Die meisten der 71'000 Versicherten der Proparis-Pensionskasse erhalten mit der BVG-Reform höhere Renten. Das ist der Hauptbefund der neuen Berechnung. Das bestätigt Ex-Gewerbeverbandsdirektor Hans-Ulrich Bigler, der den Proparis-Stiftungsrat leitet: «Im Durchschnitt profitiert eine knappe Mehrheit von der BVG-Vorlage, das ist richtig so. Tiefere Renten haben immerhin noch einen Anteil von 32 bis 41 Prozent.»
Konkret erhalten rund 53 Prozent der Proparis-Versicherten mit der Reform eine höhere Rente. Es gibt Unterschiede nach Alter: Bei unter 55-Jährigen sind es tendenziell etwas mehr Versicherte, die profitieren, bei den über 55-Jährigen tendenziell etwas weniger. Aber übers Ganze gesehen ist es klar mehr als die Hälfte.
Der neue Befund ist brisant. Denn die Gegner der BVG-Reform zitierten gerne die früheren Zahlen, die für eine Mehrheit der Proparis-Versicherten tiefere Renten annahm. Und sie brauchten diese Zahlen für ihre Nein-Kampagne.

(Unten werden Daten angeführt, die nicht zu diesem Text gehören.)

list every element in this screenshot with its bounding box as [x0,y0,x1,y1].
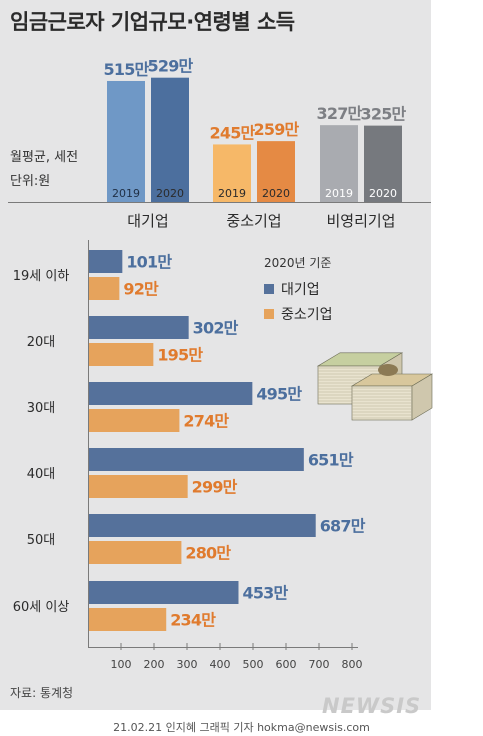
category-label-sme: 중소기업 [226,212,281,230]
category-label-large: 대기업 [127,212,168,230]
bar-sme [89,608,167,631]
value-label: 274만 [183,412,229,431]
x-tick-label: 300 [177,658,198,671]
bar-large [89,250,123,273]
x-tick-label: 400 [210,658,231,671]
value-label: 195만 [157,346,203,365]
bar-year-label: 2019 [325,187,353,200]
bar-large [89,514,316,537]
banknote-portrait [378,364,398,376]
age-group-label: 50대 [27,533,56,548]
bar-year-label: 2020 [156,187,184,200]
value-label: 515만 [104,60,150,79]
value-label: 299만 [192,478,238,497]
x-tick-label: 800 [342,658,363,671]
legend-swatch-large [264,284,274,294]
value-label: 101만 [126,253,172,272]
x-tick-label: 700 [309,658,330,671]
legend-title: 2020년 기준 [264,256,331,270]
bar-year-label: 2019 [112,187,140,200]
unit-note-currency: 단위:원 [10,174,51,189]
value-label: 687만 [320,517,366,536]
age-group-label: 40대 [27,467,56,482]
x-tick-label: 500 [243,658,264,671]
bar-year-label: 2019 [218,187,246,200]
value-label: 234만 [170,611,216,630]
value-label: 325만 [361,105,407,124]
value-label: 92만 [123,280,159,299]
x-tick-label: 600 [276,658,297,671]
bar-sme [89,541,182,564]
bar-large-2019 [107,80,145,202]
legend-swatch-sme [264,309,274,319]
category-label-nonprofit: 비영리기업 [326,212,395,230]
legend-label-large: 대기업 [281,282,320,298]
bar-sme-2019 [213,144,251,202]
value-label: 245만 [210,123,256,142]
legend-label-sme: 중소기업 [281,307,333,323]
bar-large [89,382,253,405]
age-group-label: 60세 이상 [13,600,70,615]
bar-large [89,316,189,339]
value-label: 651만 [308,451,354,470]
bar-large-2020 [151,77,189,202]
bar-year-label: 2020 [262,187,290,200]
age-group-chart: 100 200 300 400 500 600 700 800 19세 이하 101만 92만 20대… [13,240,434,671]
value-label: 529만 [148,57,194,76]
bar-sme [89,343,154,366]
value-label: 280만 [185,544,231,563]
x-tick-label: 200 [144,658,165,671]
cash-bundle-front-side [411,373,433,421]
value-label: 453만 [242,584,288,603]
bar-nonprofit-2019 [320,125,358,202]
bar-large [89,448,304,471]
bar-sme-2020 [257,141,295,202]
credit-line: 21.02.21 인지혜 그래픽 기자 hokma@newsis.com [113,721,370,734]
bar-sme [89,409,180,432]
value-label: 302만 [193,319,239,338]
value-label: 259만 [254,120,300,139]
value-label: 495만 [256,385,302,404]
newsis-logo: NEWSIS [322,694,422,718]
age-group-label: 20대 [27,335,56,350]
bar-year-label: 2020 [369,187,397,200]
x-tick-label: 100 [111,658,132,671]
bar-large [89,581,239,604]
bar-sme [89,475,188,498]
age-group-label: 30대 [27,401,56,416]
value-label: 327만 [317,104,363,123]
chart-title: 임금근로자 기업규모·연령별 소득 [10,10,295,34]
source-note: 자료: 통계청 [10,686,74,700]
cash-stack-illustration [316,352,434,421]
bar-sme [89,277,120,300]
bar-nonprofit-2020 [364,125,402,202]
age-group-label: 19세 이하 [13,269,70,284]
unit-note-basis: 월평균, 세전 [10,150,79,165]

Diese Zahlen zeigen schwarz auf weiss: Wir haben drastische Rentenkürzungen drin für Personen mit mittleren Einkommen.
Und jetzt? An ihrer Grundaussage habe sich nichts geändert, betont Gabriella Medici vom Schweizerischen Gewerkschaftsbund. Auch wenn nun etwas mehr als die Hälfte der Proparis-Versicherten mit Reform bessergestellt würden, hätten immer noch 30 bis 40 Prozent mit einer Schlechterstellung zu rechnen: «Die Zahlen zeigen schwarz auf weiss auf, was wir schon länger wissen und sagen: Wir haben drastische Rentenkürzungen drin für Personen mit mittleren Einkommen.»
Mittlere Einkommen bedeutet alles oberhalb von 60'000 Franken pro Jahr. Wegen dieses Befundes hält der Gewerkschaftsbund an seiner Interpretation fest.

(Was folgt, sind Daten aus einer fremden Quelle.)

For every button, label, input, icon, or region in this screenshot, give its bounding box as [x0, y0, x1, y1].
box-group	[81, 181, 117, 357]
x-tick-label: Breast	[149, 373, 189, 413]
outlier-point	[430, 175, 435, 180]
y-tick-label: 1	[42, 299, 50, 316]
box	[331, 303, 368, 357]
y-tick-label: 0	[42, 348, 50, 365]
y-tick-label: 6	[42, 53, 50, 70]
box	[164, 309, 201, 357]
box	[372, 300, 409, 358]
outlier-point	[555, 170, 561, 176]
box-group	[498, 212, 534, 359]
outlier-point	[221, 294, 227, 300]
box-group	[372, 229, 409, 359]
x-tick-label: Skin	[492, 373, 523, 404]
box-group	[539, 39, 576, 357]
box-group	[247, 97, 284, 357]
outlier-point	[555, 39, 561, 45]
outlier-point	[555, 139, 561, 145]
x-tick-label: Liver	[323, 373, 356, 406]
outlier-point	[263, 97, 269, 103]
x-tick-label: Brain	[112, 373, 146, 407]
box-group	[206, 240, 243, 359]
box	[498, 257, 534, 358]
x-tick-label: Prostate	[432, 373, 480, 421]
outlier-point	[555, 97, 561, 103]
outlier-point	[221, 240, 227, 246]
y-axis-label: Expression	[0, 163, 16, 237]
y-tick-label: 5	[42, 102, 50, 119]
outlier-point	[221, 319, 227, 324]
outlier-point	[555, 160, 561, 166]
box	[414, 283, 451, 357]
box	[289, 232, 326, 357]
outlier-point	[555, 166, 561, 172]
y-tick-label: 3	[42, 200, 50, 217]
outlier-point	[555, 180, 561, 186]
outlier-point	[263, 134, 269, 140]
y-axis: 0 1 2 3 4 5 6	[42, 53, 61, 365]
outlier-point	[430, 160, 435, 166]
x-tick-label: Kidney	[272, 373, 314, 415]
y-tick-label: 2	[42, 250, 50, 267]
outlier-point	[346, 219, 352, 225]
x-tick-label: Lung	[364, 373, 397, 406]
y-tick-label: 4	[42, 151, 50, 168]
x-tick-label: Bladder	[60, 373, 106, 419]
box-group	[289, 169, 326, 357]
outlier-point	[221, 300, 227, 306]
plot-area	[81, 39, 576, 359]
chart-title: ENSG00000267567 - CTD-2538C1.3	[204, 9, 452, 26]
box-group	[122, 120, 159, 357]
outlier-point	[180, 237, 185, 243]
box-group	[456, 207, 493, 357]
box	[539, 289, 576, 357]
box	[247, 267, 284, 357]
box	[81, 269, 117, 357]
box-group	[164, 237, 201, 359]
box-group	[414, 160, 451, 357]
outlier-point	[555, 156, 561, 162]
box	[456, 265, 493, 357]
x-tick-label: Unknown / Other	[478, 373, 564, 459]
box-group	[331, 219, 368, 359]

Das zeigt jetzt eben deutlich, dass die BVG-Reform nützt und hilft. Gerade bei Personen mit tieferen Einkommen.
Barbara Zimmermann-Gerster vom Schweizerischen Arbeitgeberverband – eine Befürworterin der BVG-Reform – interpretiert die neuen Zahlen völlig anders: «Das zeigt jetzt eben deutlich, dass die BVG-Reform nützt und hilft. Gerade bei Personen mit tieferen Einkommen.»

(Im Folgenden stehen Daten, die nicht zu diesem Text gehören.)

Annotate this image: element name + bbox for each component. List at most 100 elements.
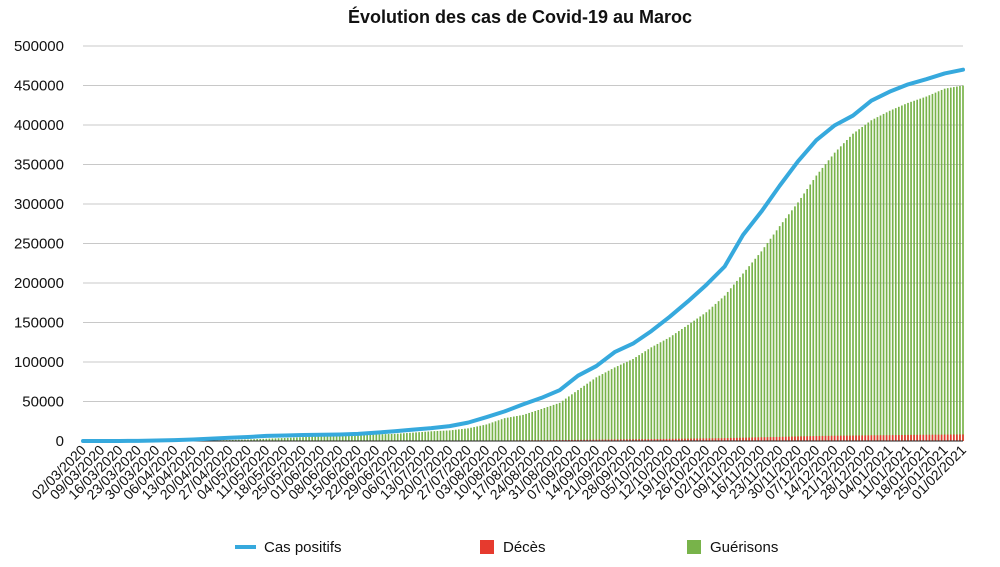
deces-bar xyxy=(656,439,659,441)
guerisons-bar xyxy=(632,358,634,441)
guerisons-bar xyxy=(732,284,735,441)
guerisons-bar xyxy=(656,343,659,441)
deces-bar xyxy=(849,435,851,441)
guerisons-bar xyxy=(720,298,723,441)
guerisons-bar xyxy=(873,118,876,442)
guerisons-bar xyxy=(369,434,372,441)
guerisons-bar xyxy=(357,434,359,441)
deces-bar xyxy=(916,434,919,441)
deces-bar xyxy=(571,439,573,441)
guerisons-bar xyxy=(723,295,726,441)
guerisons-bar xyxy=(607,370,610,441)
guerisons-bar xyxy=(699,316,702,441)
legend-item-deces: Décès xyxy=(480,539,546,556)
guerisons-bar xyxy=(711,306,714,441)
guerisons-bar xyxy=(949,87,952,442)
guerisons-bar xyxy=(546,406,549,441)
deces-bar xyxy=(693,438,695,441)
guerisons-bar xyxy=(904,104,906,442)
y-tick-label: 100000 xyxy=(14,354,64,371)
grid xyxy=(83,45,963,402)
guerisons-bar xyxy=(677,331,680,441)
guerisons-bar xyxy=(839,146,842,441)
guerisons-bar xyxy=(650,347,653,441)
deces-bar xyxy=(659,438,662,441)
guerisons-bar xyxy=(595,377,598,441)
deces-bar xyxy=(745,437,747,441)
guerisons-bar xyxy=(234,439,237,441)
deces-bar xyxy=(766,437,769,441)
deces-bar xyxy=(739,437,741,441)
guerisons-bar xyxy=(516,416,518,441)
deces-bar xyxy=(687,438,689,441)
guerisons-bar xyxy=(399,433,402,441)
guerisons-bar xyxy=(760,251,763,441)
deces-bar xyxy=(748,437,750,441)
guerisons-bar xyxy=(433,431,436,441)
guerisons-bar xyxy=(937,91,940,441)
guerisons-bar xyxy=(842,143,845,442)
guerisons-bar xyxy=(882,113,885,441)
deces-bar xyxy=(754,437,757,441)
guerisons-bar xyxy=(586,383,589,441)
guerisons-bar xyxy=(766,242,769,441)
guerisons-bar xyxy=(448,430,451,441)
deces-bar xyxy=(919,434,922,441)
deces-bar xyxy=(956,434,958,441)
guerisons-bar xyxy=(662,340,665,441)
guerisons-bar xyxy=(638,355,640,441)
guerisons-bar xyxy=(867,122,870,441)
guerisons-bar xyxy=(916,99,919,441)
deces-bar xyxy=(763,437,766,441)
guerisons-bar xyxy=(745,269,747,441)
deces-bar xyxy=(665,438,668,441)
guerisons-bar xyxy=(589,381,592,441)
guerisons-bar xyxy=(296,437,298,441)
guerisons-bar xyxy=(497,420,500,441)
deces-bar xyxy=(723,438,726,441)
guerisons-bar xyxy=(363,434,365,441)
deces-bar xyxy=(751,437,754,441)
guerisons-bar xyxy=(457,429,460,441)
y-tick-label: 50000 xyxy=(22,394,64,411)
guerisons-bar xyxy=(418,432,420,441)
guerisons-bar xyxy=(665,338,668,441)
guerisons-bar xyxy=(885,112,888,442)
deces-bar xyxy=(690,438,692,441)
deces-bar xyxy=(839,435,842,441)
x-axis: 02/03/202009/03/202016/03/202023/03/2020… xyxy=(28,442,969,503)
deces-bar xyxy=(650,439,653,441)
guerisons-bar xyxy=(705,312,708,441)
cas-positifs-line xyxy=(81,67,965,443)
deces-bar xyxy=(613,439,616,441)
guerisons-bar xyxy=(577,390,579,441)
deces-bar xyxy=(598,439,601,441)
guerisons-bar xyxy=(381,434,384,441)
guerisons-bar xyxy=(256,439,259,441)
guerisons-bar xyxy=(390,433,393,441)
deces-bar xyxy=(806,436,809,441)
guerisons-bar xyxy=(329,435,332,441)
guerisons-bar xyxy=(907,102,909,441)
guerisons-bar xyxy=(360,434,362,441)
guerisons-bar xyxy=(742,273,744,441)
deces-bar xyxy=(852,435,854,441)
guerisons-bar xyxy=(436,430,439,441)
deces-bar xyxy=(937,434,940,441)
y-tick-label: 250000 xyxy=(14,236,64,253)
deces-bar xyxy=(873,435,876,441)
guerisons-bar xyxy=(769,238,772,441)
guerisons-bar xyxy=(534,410,537,441)
guerisons-bar xyxy=(803,193,805,441)
legend-swatch-deces xyxy=(480,540,494,554)
guerisons-bar xyxy=(308,436,310,441)
deces-bar xyxy=(891,435,894,441)
deces-bar xyxy=(601,439,604,441)
guerisons-bar xyxy=(485,424,488,441)
guerisons-bar xyxy=(684,326,686,441)
guerisons-bar xyxy=(253,439,255,441)
guerisons-bar xyxy=(809,184,812,441)
guerisons-bar xyxy=(888,110,891,441)
guerisons-bar xyxy=(821,167,824,441)
deces-bar xyxy=(622,439,625,441)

Dass die Seite der Reformgegnerinnen und -gegner die Umkehr von «mehrheitlich negativ» zu «mehrheitlich positiv» fast ein bisschen beiseite wischt, findet Zimmermann-Gerster vom Arbeitgeberverband stossend: Bemerkenswert sei es schon, weil diese Pensionskasse eigentlich von den Gegnern der BVG-Reform benutzt worden sei, um ihre Argumente zu untermauern: «Das war irreführend und konnte falsch verstanden werden.»
Glas halbvoll oder halbleer?
Was bleibt vom Zahlensalat um die Auswirkungen der BVG-Reform? Letztlich ist es eine Frage der Interpretation: Reicht das, wenn gut die Hälfte der Versicherten der Gewerbe-Pensionskasse Proparis – also Leute mit tendenziell tiefen Löhnen – bessergestellt werden? Oder ist das zu wenig? Ist das Glas nun halbvoll oder halbleer? Befürworter und Gegner der Vorlage sehen das – fast zwangsläufig – völlig unterschiedlich.
Über die BVG-Reform wird am 22. September abgestimmt.